Because of the steroid possession, Cooper's draft stock plummeted and he went undrafted. San Diego took a chance on him and signed Cooper as an undrafted free agent in 2003. Many expected Cooper to make the team including his former teammate Chad Hayes who told Tom Shanahan, “That didn’t surprise anybody... He’s the most dedicated guy I’ve played with. Everybody in Maine saw Coop’s passion for the game. He always knew what teams were running and what audibles to look out for. He kept the quarterback running for his life." In an interview during the 2004 training camp with Shanahan, former head coach Marty Schottenheimer said, “Stephen Cooper had as good a training camp as anybody we’ve got... He has all of the things you’re looking for in a winning player. He’s going to get plenty of time this season in some fashion or role.” When speaking of his goals, Cooper told Shanahan, "My goals this year are for our team to get to the playoffs and compete for a Super Bowl. My individual goal is to make as many plays as I can when I get on the field."[11]

In an interview with Jay Posner of the San Diego Union Tribune during the 2004 training camp, Schottenheimer said, "Stephen is arguably having the best camp of any linebacker we've got here. He's very bright, explosive and he can run." Despite not being the biggest linebacker, Cooper finds ways to make plays. In an interview with Posner, Cooper told Posner, "It really isn't about the size. I think it's all about instincts and how explosive you are. I think I'm smart enough and I have good enough explosion and enough punch to get guys off me and make plays." His former teammate, Donnie Edwards told Posner, "He's feisty, has a nose for the football and he's tough. He's a good competitor, plays the game with a lot of passion."[12]

On August 25, 2006, AJ Smith signed Cooper to a $15 million, five-year extension running through the 2011 season. Cooper told ESPN, "I wanted to be here and the organization wanted me to be here, so I'm just glad that it worked out the way it did... I know the defense, and now that I've been in [coordinator] Wade Phillips' system for three years, I can go out and try to do my job to the best of my ability. I'm 27 years old, and would love to never move again." AJ Smith had this to say about Cooper, "Stephen is one of our young, fast-rising players...He's a hard worker, he's tough and he is physical."[13]
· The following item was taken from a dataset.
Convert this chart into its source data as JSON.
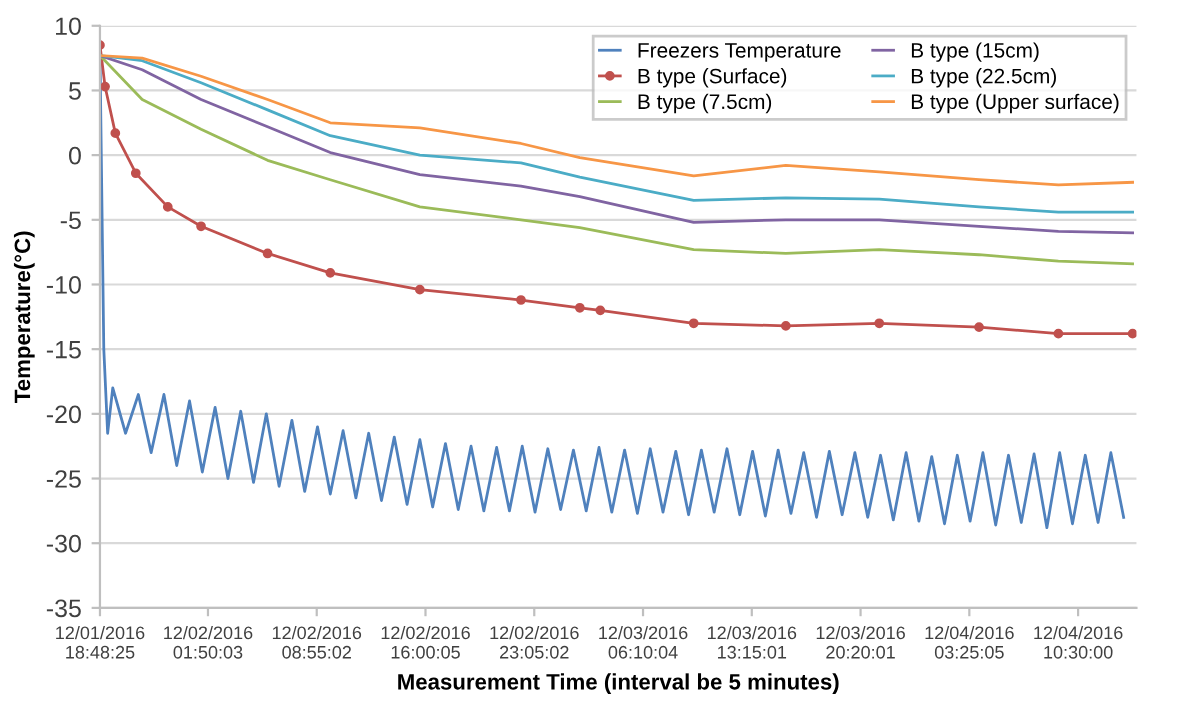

The signing has established Cooper as first in line to replace Randall Godfrey who is expected to retire. The Chargers ended contract negotiations with Godfrey once they drafted Anthony Waters and Brandon Siler in the 2007 NFL Draft. Cooper will start at the left inside linebacker position opposite Matt Wilhelm and is expected to compete with Tim Dobbins, Waters, and Siler to replace Godfrey's solid defense against the run and active role as the Chargers blitzing inside linebacker.

Cooper continued to prove himself in the 2007 season, registering 108 tackles, 2 sacks, 2 forced fumbles and 2 interceptions during the regular season. He saved his most impressive game to-date as a pro for the 2007 playoffs, registering 15 solo tackles in an upset win over the Indianapolis Colts in the AFC Divisional Round.

Cooper was suspended for the first four games of the 2008 season, and also reportedly tested positive for ephedra. He tested positive in December. Cooper claims he "did not realize" ephedra was banned by the NFL. It hasn't been allowed in the league since 2001.[14]